More formally, in computer science, a tree is an acyclic connected graph where each node has a set of zero or more children nodes, and at most one parent node.
Contents |
Terminology
A node is a structure which may contain a value or a condition or represent a separate data structure or a tree of its own. Each node in a tree has zero or more child nodes two child for binary tree, which are below it in the tree (by convention, trees grow down, not up as they do in nature). A node that has a child is called the child's parent node (or ancestor node, or superior). A node has at most one parent.
The height of a node is the length of the longest downward path to a leaf from that node. The height of the root is the height of the tree. The depth of a node is the length of the path to its root (i.e., its root path). Thus the depth of the root is 0. This is commonly needed in the manipulation of the various self balancing trees, AVL Trees in particular. Conventionally, the value -1 corresponds to a subtree with no nodes, whereas zero corresponds to a subtree with one node. The height of the tree is 1 more than the depth of the deepest node. All nodes at depth d are said to be at level d.
The topmost node in a tree is called the root node. Being the topmost node, the root node will not have parents. It is the node at which operations on the tree commonly begin (although some algorithms begin with the leaf nodes and work up ending at the root). All other nodes can be reached from it by following edges or links. (In the formal definition, each such path is also unique). In diagrams, it is typically drawn at the top. In some trees, such as heaps, the root node has special properties. Every node in a tree can be seen as the root node of the subtree rooted at that node.
Nodes at the bottommost level of the tree are called leaf nodes. Since they are at the bottommost level, they do not have any children. They are also referred to as terminal nodes.
An internal node or inner node is any node of a tree that has child nodes and is thus not a leaf node.
A subtree is a portion of a tree data structure that can be viewed as a complete tree in itself. Any node in a tree T, together with all the nodes below it, comprise a subtree of T. The subtree corresponding to the root node is the entire tree; the subtree corresponding to any other node is called is a proper subtree (in analogy to the term proper subset).

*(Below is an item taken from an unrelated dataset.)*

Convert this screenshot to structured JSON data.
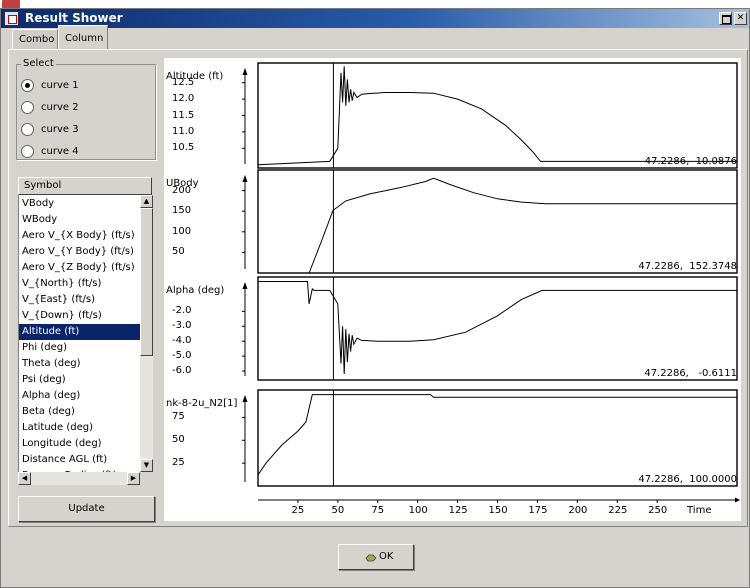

Glossary of terms for rooted trees
- A directed edge refers to the link from the parent to the child (the arrows in the picture of the tree).
- The root node of a tree is the node with no parents. There is at most one root node in a rooted tree.
- A leaf node has no children.
- The depth of a node n is the length of the path from the root to the node. The set of all nodes at a given depth is sometimes called a level of the tree. The root node is at depth zero.
- The height of a tree is the length of the path from the root to the deepest node in the tree. A (rooted) tree with only a node (the root) has a height of zero.
- Siblings are nodes that share the same parent node.
- If a path exists from node p to node q, where node p is closer to the root node than q, then p is an ancestor of q and q is a descendant of p.
- The size of a node is the number of descendants it has including itself.
- In-degree of a node is the number of edges arriving at that node.
- Out-degree of a node is the number of edges leaving that node.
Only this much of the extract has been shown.